Graham Reid | | <1 min read
There's a lot wrong with this double disc compilation: the title track is from the late Jeff Healy not by its author George Harrison; Thin Lizzy's Still in Love With You is the studio version rather than the far superior live one; you get soft-rockers Bread (Guitar Man) and Matthews' Southern Comfort (Woodstock) jammed between Fleetwood Mac's Black Magic Woman and Peter Frampton's live Show Me The Way; there are some songs you never thought of as having guitar to the fore (Stealers Wheel's Dylanesque Stuck in the Middle With You) and if I never heard Daddy Cool's Eagle Rock again I'd die happy.
All that said, what is right about it then?
Well it is a damn fine collection for the car because you get to bellow along with Lynyrd Skynyrd (Sweet Home Alabama), get world weary for Creedence's Have You Ever Seen the Rain, thump the steeling wheel on the Doobies' Long Train Running, laugh along with Joe Walsh's classic Life's Been Good (where he reveals observations on fame worthy of Randy Newman, but to a better tune) and turn up the volume for Roy Buchanan's Sweet Dreams. And so on.
You can flick past nonsense like Blue Guitar (by two Moody Bluesmen) and Ozark Mountain Daredevils' vapid radio hit Jackie Blue.

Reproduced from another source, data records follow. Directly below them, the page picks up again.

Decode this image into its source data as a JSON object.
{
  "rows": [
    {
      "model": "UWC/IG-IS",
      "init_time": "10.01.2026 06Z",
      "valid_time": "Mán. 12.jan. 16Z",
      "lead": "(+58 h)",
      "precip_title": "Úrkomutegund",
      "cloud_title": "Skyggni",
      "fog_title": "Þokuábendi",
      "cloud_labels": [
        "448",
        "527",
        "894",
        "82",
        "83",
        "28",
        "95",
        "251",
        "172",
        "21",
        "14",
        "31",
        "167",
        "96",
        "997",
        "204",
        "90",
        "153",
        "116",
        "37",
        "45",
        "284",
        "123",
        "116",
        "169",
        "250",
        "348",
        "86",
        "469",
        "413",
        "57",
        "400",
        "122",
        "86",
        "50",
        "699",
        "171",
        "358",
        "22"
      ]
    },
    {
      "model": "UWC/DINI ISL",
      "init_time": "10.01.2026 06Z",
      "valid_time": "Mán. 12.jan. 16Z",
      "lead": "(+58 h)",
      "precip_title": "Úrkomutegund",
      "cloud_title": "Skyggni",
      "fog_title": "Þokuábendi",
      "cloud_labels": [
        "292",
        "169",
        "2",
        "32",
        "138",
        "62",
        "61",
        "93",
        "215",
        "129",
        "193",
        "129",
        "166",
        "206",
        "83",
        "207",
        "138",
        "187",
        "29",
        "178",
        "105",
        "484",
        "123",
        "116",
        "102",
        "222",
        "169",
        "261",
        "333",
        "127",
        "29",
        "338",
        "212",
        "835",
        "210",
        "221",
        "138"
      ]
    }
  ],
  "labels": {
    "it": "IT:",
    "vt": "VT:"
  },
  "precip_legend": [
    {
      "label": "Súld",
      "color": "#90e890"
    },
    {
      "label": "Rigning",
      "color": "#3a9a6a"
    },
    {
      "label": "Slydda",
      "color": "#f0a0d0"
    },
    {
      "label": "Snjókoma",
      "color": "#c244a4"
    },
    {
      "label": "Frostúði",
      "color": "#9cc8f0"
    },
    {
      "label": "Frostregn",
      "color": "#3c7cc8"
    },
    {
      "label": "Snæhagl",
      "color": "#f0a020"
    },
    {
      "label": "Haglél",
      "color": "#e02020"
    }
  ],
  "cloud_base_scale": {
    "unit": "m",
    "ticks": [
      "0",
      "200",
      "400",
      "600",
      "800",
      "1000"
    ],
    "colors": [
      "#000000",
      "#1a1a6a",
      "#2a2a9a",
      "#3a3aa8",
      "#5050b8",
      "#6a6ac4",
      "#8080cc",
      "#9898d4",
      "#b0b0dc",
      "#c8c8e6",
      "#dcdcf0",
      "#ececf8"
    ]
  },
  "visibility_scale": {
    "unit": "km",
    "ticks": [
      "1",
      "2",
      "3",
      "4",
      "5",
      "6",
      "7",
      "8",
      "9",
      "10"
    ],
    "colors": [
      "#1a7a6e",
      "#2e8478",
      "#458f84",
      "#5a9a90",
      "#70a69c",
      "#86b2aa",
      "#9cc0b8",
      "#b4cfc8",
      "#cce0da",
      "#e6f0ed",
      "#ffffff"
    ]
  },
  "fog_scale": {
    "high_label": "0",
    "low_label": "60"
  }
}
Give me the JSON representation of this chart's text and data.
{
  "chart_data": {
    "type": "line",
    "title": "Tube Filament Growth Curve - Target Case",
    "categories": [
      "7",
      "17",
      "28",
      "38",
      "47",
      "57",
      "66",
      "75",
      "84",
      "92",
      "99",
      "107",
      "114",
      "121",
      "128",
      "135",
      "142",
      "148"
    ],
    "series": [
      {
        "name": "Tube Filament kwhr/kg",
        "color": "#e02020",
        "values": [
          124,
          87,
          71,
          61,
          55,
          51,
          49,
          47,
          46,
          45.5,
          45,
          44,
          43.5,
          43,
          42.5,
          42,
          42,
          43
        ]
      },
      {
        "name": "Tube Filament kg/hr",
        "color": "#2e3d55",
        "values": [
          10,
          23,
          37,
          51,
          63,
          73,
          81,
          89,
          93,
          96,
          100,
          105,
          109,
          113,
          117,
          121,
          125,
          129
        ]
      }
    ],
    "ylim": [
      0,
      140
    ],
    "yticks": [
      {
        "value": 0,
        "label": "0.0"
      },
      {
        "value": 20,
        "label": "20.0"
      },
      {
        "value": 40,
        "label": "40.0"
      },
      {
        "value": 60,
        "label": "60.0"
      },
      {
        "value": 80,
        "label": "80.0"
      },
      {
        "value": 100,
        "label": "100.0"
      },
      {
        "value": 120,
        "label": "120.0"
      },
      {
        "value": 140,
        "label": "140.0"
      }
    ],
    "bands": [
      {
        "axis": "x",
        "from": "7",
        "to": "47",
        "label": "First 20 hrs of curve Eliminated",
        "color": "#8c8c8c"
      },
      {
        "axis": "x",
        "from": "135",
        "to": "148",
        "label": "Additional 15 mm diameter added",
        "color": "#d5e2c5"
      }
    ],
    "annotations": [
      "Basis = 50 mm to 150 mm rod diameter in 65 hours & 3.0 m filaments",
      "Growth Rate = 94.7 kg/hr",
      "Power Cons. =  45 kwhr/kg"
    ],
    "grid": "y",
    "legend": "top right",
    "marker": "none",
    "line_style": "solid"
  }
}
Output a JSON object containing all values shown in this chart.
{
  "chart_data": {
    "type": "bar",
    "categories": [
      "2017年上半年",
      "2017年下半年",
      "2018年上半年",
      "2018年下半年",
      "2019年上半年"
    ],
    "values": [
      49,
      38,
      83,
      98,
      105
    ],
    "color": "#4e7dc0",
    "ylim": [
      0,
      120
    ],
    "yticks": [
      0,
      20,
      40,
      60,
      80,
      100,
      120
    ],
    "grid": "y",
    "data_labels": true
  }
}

So, utterly uneven as most compilations aiming for a genre are. But lots of oldies and forgotten gems to enjoy without ads for car sales yards and yelping radio jocks in between.
If you get my meaning.
Gavin Hancock - Dec 13, 2011
Fairplay G but licensing the original version of the title track probably would've blown the budget for the entire project and its sequels!